Humphry William Woolrych (1795–1871) was an English lawyer, known as a legal writer and biographer.

==Life==
He was the son of Humphry Cornewall Woolrych and Elizabeth, elder daughter of William Bentley of Red Lion Square, London, and was born at Southgate, Middlesex, on 24 September 1795. He was educated at Eton College, and matriculated at St. Edmund Hall, Oxford, on 14 December 1816, but did not take a degree. He was admitted student at Lincoln's Inn on 24 November 1819, and called to the bar in 1821. In 1830 he was called ad eundem at the Inner Temple; he was admitted at Gray's Inn on 13 July 1847, and in 1855 he was created serjeant-at-law.

Woolrych lived at Croxley Green, where his father had bought an estate and at 9 Petersham Terrace, Kensington. He died at Kensington on 2 July 1871, and was buried in Rickmansworth cemetery.

==Works==
Woolrych as serjeant-at-law wrote about the degree, soon to be abolished:

- Remarks on the Rank of Queen's Serjeant, 1866;
- The Bar of England and the Serjeant-at-law, 1867; and
- Lives of Eminent Serjeants-at-law, 1869, in two volumes.

His legal textbooks and tracts were:

- Rights of Common, 1824; 2nd edit. 1850.
- Law of Certificates, 1826.
- Law of Ways, 1829; 2nd edit. 1847.
- Commercial and Mercantile Law of England, 1829.
- Law of Waters and Sewers, 1830; 2nd edit. 1851.
- History and Results of Present Capital Punishments in England, 1832.
- Our Island: a Novel [anon.], 1832, 3 vols.
- Four Letters on Bill for General Registry of Deeds, 1833.
- Law of Window Lights, 1833.
- New Highways Act, 2nd edit. 1836.
- Treatise on Criminal Statutes of 7 Will. IV & 1 Vict. 1837.
- New Inclosure Act, 1837; with notes and indexes, 1846.
- Treatise on Misdemeanours, 1842.
- Law of Party Walls and Fences, including the New Metropolitan Buildings Act, 1845.
- Treatise on Sewers and Drainage Acts; 2nd edit. 1849; 3rd edit. 1864.
- Public Health Act, 1849.
- Legal Time, its Computations and Reckonings, 1851.
- Metropolitan Building Act, 1856; 2nd edit. 1877; 3rd edit. 1882.
- Game Laws, 1858.
- Criminal Law as amended by Statutes of 1861, 1862.
- Private Executions, 1867.

Woolrych also wrote:

- Winter: a Poem, 1824, which was inspired by Thomson's Seasons.
- A Series of Lord Chancellors, Keepers, and other Legal Officers from Queen Elizabeth until the Present Day, 1826.
- The Life of Sir Edward Coke, 1826; and
- Memoirs of the Life of Judge Jeffreys, 1827.

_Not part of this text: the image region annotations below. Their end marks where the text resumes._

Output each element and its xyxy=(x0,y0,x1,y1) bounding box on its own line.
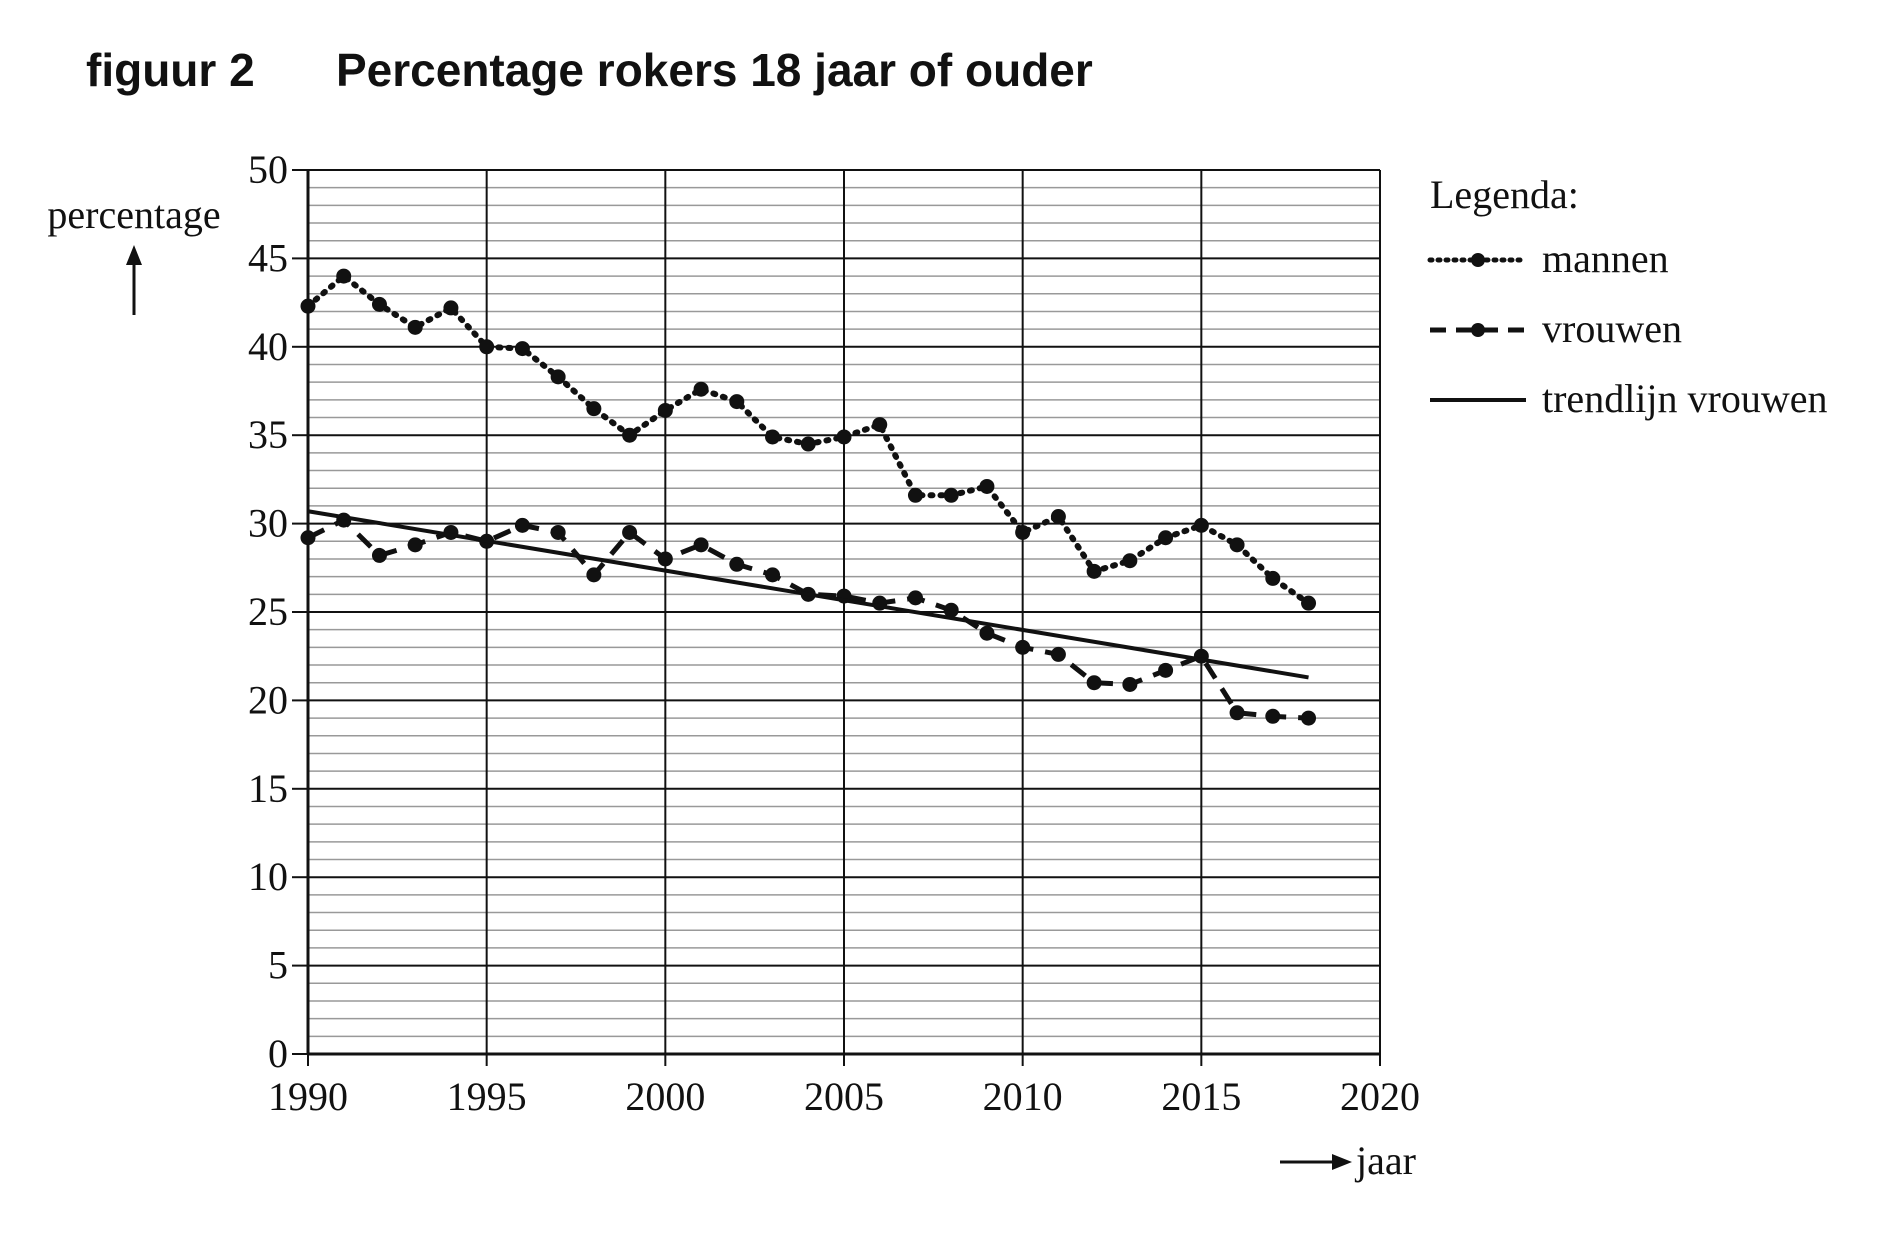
data-point-mannen xyxy=(1122,553,1138,569)
ticks: 0 5 10 15 20 25 30 35 40 45 50 1990 1995 2000 2005 2010… xyxy=(248,147,1420,1119)
data-point-mannen xyxy=(443,300,459,316)
x-tick-label: 2020 xyxy=(1340,1074,1420,1119)
data-point-mannen xyxy=(836,429,852,445)
data-point-mannen xyxy=(1050,509,1066,525)
figure-label: figuur 2 xyxy=(86,44,255,96)
x-tick-label: 2010 xyxy=(983,1074,1063,1119)
data-point-mannen xyxy=(1265,570,1281,586)
data-point-mannen xyxy=(1158,530,1174,546)
y-tick-label: 15 xyxy=(248,766,288,811)
data-point-vrouwen xyxy=(586,567,602,583)
data-point-mannen xyxy=(1015,524,1031,540)
x-axis-arrow-icon xyxy=(1280,1154,1352,1170)
series xyxy=(300,268,1317,726)
data-point-mannen xyxy=(514,341,530,357)
data-point-mannen xyxy=(371,296,387,312)
x-tick-label: 1995 xyxy=(447,1074,527,1119)
y-tick-label: 0 xyxy=(268,1031,288,1076)
data-point-mannen xyxy=(729,394,745,410)
data-point-vrouwen xyxy=(1086,675,1102,691)
series-line-vrouwen xyxy=(306,517,1309,721)
data-point-mannen xyxy=(300,298,316,314)
x-tick-label: 1990 xyxy=(268,1074,348,1119)
data-point-vrouwen xyxy=(765,567,781,583)
legend-label-mannen: mannen xyxy=(1542,236,1669,281)
data-point-vrouwen xyxy=(550,524,566,540)
data-point-vrouwen xyxy=(407,537,423,553)
data-point-mannen xyxy=(1229,537,1245,553)
data-point-mannen xyxy=(979,478,995,494)
data-point-vrouwen xyxy=(1229,705,1245,721)
data-point-mannen xyxy=(586,401,602,417)
y-tick-label: 35 xyxy=(248,412,288,457)
y-tick-label: 30 xyxy=(248,501,288,546)
data-point-vrouwen xyxy=(979,625,995,641)
y-axis-label: percentage xyxy=(47,192,220,237)
data-point-vrouwen xyxy=(1301,710,1317,726)
data-point-vrouwen xyxy=(693,537,709,553)
data-point-mannen xyxy=(800,436,816,452)
x-tick-label: 2005 xyxy=(804,1074,884,1119)
legend: Legenda: mannen vrouwen trendlijn vrouwe… xyxy=(1427,172,1828,421)
x-axis-label: jaar xyxy=(1354,1138,1416,1183)
data-point-mannen xyxy=(407,319,423,335)
data-point-mannen xyxy=(943,487,959,503)
data-point-mannen xyxy=(550,369,566,385)
data-point-vrouwen xyxy=(943,602,959,618)
data-point-mannen xyxy=(872,417,888,433)
data-point-vrouwen xyxy=(1015,639,1031,655)
legend-marker-vrouwen xyxy=(1471,323,1485,337)
y-tick-label: 25 xyxy=(248,589,288,634)
data-point-mannen xyxy=(622,427,638,443)
data-point-vrouwen xyxy=(907,590,923,606)
data-point-mannen xyxy=(479,339,495,355)
y-axis-arrow-icon xyxy=(126,245,142,315)
data-point-vrouwen xyxy=(1265,708,1281,724)
chart-title: Percentage rokers 18 jaar of ouder xyxy=(336,44,1093,96)
series-line-trendlijn-vrouwen xyxy=(307,509,1309,680)
x-tick-label: 2000 xyxy=(625,1074,705,1119)
x-tick-label: 2015 xyxy=(1161,1074,1241,1119)
data-point-mannen xyxy=(336,268,352,284)
data-point-vrouwen xyxy=(371,547,387,563)
data-point-vrouwen xyxy=(729,556,745,572)
legend-marker-mannen xyxy=(1471,253,1485,267)
grid xyxy=(306,169,1381,1056)
y-tick-label: 10 xyxy=(248,854,288,899)
data-point-vrouwen xyxy=(300,530,316,546)
data-point-vrouwen xyxy=(622,524,638,540)
y-tick-label: 40 xyxy=(248,324,288,369)
y-tick-label: 5 xyxy=(268,943,288,988)
data-point-vrouwen xyxy=(514,517,530,533)
data-point-mannen xyxy=(1301,595,1317,611)
data-point-vrouwen xyxy=(657,551,673,567)
legend-label-vrouwen: vrouwen xyxy=(1542,306,1682,351)
legend-title: Legenda: xyxy=(1430,172,1579,217)
data-point-mannen xyxy=(693,381,709,397)
data-point-vrouwen xyxy=(1122,676,1138,692)
y-tick-label: 45 xyxy=(248,235,288,280)
data-point-mannen xyxy=(657,402,673,418)
data-point-mannen xyxy=(1193,517,1209,533)
legend-label-trendlijn: trendlijn vrouwen xyxy=(1542,376,1828,421)
data-point-mannen xyxy=(765,429,781,445)
data-point-mannen xyxy=(1086,563,1102,579)
y-tick-label: 20 xyxy=(248,677,288,722)
data-point-vrouwen xyxy=(1050,646,1066,662)
y-tick-label: 50 xyxy=(248,147,288,192)
data-point-mannen xyxy=(907,487,923,503)
data-point-vrouwen xyxy=(1158,662,1174,678)
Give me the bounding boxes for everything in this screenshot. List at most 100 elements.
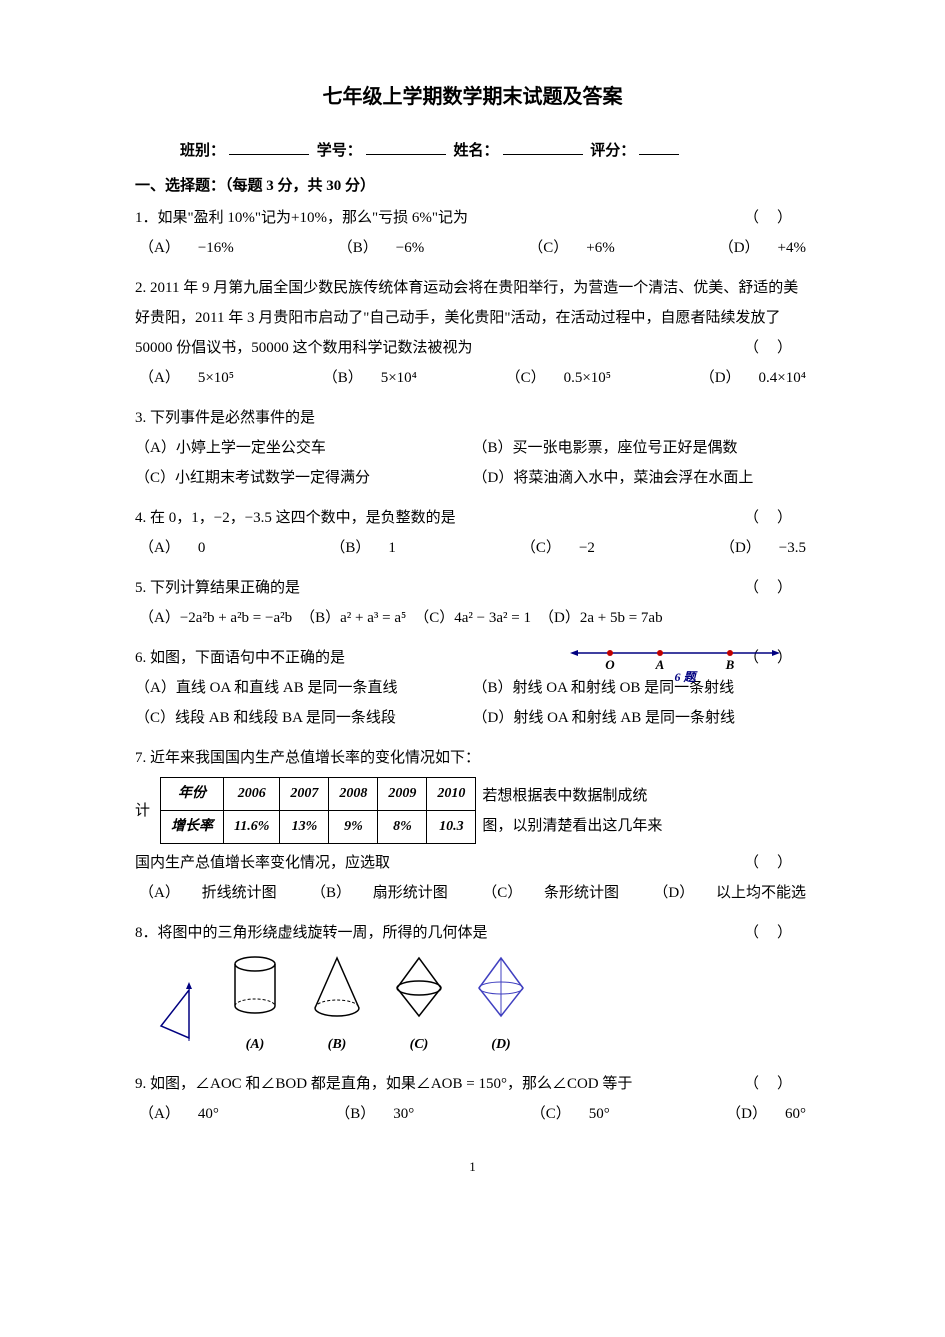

He published in 1842 a second edition of Charles Penruddocke's Short Analysis of the Criminal Law of England, was a contributor to the Globe and Traveller, and read papers to the Law Amendment Society.

==Family==
Woolrych married, on 3 July 1817, at Abbot's Langley, Hertfordshire, Penelope, youngest daughter of Francis Bradford of Great Westwood, Hertfordshire. She died at 9 Petersham Terrace on 23 September 1876, aged 76, and was also buried at Rickmansworth.

They had issue three sons and four daughters. His third daughter, Anna Maria Raikea, married, on 2 July 1862, John James Stewart Perowne.